Let's try to break down this code from SemanticSearch.py

The smSearch is the object of class SemanticSearch which we will be using to run the search function. The function needs the user's search query which we have hardcoded for now to "SQL Articles". The search() calls the clean_html() then create_embeddings_for_text() and finally calculates cosine similarities.

The constructor of this class will load the CSV file that we downloaded from Garchi CMS and then initialise the OpenAIService class object to use the functions from OpenAIService class. The cleanHTML() will remove all the HTML tags and make the detailed description (body) of each blog article into plain text.

We will then apply create_embeddings_for_text() to each detailed description of the article. The function splits the text into a chunk of max 8000 characters using the split_text function and then embeds the chunked text using openai API. Finally the function returns the average of chunked embeddings as a final embedding of entire text chunk.

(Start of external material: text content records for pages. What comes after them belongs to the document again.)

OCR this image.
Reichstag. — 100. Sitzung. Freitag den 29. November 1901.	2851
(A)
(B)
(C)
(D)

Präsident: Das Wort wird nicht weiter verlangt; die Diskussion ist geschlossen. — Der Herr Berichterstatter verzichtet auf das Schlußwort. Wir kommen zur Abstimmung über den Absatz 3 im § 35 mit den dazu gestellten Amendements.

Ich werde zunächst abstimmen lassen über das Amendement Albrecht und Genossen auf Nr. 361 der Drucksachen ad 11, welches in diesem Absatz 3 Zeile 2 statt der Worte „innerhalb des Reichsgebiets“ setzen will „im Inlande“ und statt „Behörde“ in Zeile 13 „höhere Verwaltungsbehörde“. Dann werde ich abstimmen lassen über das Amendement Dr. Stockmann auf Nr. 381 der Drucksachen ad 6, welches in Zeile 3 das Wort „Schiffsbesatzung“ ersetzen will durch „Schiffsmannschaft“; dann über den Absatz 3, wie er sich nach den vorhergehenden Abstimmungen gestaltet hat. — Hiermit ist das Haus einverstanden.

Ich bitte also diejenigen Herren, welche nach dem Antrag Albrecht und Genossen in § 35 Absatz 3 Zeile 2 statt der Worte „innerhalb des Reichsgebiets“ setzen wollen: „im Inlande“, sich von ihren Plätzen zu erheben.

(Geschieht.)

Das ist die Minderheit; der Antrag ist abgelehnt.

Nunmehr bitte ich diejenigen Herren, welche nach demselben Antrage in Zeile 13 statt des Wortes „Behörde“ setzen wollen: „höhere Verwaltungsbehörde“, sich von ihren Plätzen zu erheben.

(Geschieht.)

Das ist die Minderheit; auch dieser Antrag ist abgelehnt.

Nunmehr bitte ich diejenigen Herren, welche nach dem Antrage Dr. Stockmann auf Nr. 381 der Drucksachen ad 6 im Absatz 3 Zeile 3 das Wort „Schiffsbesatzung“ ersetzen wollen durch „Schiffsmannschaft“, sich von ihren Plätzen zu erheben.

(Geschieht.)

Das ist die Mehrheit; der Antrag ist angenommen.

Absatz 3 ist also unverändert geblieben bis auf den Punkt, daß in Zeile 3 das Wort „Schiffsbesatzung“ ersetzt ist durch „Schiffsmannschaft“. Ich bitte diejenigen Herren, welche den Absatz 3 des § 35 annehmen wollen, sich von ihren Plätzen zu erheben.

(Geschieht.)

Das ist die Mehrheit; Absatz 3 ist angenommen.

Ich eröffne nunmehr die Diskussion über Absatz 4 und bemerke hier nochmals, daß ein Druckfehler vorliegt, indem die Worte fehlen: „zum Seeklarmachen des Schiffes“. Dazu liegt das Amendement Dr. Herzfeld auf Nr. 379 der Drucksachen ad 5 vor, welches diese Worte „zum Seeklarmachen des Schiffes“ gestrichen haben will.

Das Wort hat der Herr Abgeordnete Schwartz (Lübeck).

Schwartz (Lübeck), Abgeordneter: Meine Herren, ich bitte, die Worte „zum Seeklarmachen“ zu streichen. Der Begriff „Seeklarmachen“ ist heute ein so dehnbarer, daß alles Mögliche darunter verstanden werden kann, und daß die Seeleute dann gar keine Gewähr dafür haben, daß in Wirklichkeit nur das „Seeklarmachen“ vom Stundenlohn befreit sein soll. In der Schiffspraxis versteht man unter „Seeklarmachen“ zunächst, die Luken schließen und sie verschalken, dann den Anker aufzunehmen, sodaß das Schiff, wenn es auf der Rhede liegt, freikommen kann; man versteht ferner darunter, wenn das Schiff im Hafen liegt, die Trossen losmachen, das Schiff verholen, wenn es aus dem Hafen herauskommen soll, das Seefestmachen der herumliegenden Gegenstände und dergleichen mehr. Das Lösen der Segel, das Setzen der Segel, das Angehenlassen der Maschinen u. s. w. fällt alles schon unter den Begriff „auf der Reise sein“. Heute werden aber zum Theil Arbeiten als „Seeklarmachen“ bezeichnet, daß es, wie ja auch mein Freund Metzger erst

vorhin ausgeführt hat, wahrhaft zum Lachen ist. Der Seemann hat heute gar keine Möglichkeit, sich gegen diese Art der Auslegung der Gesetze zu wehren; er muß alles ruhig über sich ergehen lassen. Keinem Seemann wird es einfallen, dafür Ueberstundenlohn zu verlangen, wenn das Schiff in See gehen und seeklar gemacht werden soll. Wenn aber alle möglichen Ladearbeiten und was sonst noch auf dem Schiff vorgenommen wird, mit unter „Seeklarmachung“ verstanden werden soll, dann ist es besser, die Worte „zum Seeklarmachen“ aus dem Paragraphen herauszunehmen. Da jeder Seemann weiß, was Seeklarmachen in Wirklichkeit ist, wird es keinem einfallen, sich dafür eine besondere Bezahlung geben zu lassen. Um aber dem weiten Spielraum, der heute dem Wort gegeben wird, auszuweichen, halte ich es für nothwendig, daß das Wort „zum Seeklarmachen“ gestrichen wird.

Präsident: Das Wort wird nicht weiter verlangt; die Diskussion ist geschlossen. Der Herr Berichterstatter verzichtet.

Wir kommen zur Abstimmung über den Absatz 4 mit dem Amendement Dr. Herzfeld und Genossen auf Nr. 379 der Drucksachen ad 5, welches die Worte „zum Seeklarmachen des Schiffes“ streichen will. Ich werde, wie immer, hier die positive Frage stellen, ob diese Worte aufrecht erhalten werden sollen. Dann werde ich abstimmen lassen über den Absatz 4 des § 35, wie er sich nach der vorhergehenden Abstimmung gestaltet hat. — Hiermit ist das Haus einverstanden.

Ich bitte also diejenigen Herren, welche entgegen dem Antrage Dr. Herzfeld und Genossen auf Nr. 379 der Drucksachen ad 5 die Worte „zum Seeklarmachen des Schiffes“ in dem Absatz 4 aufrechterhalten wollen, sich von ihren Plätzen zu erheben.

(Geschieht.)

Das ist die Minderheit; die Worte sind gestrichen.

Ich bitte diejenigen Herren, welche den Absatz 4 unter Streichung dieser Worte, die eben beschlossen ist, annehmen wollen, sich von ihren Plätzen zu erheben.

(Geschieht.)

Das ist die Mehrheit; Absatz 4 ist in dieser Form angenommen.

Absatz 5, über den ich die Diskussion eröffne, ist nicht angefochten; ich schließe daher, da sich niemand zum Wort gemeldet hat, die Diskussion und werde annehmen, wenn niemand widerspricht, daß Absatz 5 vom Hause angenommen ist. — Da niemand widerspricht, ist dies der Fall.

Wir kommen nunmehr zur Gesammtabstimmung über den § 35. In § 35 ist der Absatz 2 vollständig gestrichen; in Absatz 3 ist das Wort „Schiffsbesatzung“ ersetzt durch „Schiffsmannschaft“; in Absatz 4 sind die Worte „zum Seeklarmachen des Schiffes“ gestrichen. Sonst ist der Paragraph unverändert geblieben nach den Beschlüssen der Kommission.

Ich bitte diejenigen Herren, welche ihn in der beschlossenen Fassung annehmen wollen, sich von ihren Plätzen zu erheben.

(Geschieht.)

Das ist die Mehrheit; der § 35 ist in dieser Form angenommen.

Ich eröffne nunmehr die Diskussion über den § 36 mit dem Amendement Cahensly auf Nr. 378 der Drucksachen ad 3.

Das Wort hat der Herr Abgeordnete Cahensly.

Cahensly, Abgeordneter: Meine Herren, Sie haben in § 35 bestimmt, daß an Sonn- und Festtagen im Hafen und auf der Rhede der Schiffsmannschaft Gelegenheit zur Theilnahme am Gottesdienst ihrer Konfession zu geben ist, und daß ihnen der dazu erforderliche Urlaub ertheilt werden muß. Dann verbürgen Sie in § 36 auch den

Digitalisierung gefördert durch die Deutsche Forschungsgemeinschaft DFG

As the cosine similarity runs from 0-1, we want the near accurate matches so I have put the threshold of 0.8 that means only those results' descriptions will be considered which are atleast 80% semantically match to the search_query asked by the user. We then arrange the result dataset in decending order of cosine_similarity and return max 5 results's Item Name which is the blog titles.

After we run SemanticSearch.py file here is the final result. You can find all these articles here

['Paginating data in Fast API', 'Discovering SQL: A Game Changer in My Data Journey', 'Website Builders vs Headless CMS: Where Does Garchi Fit In?', 'Compound Querying - Flexibility in Data Management']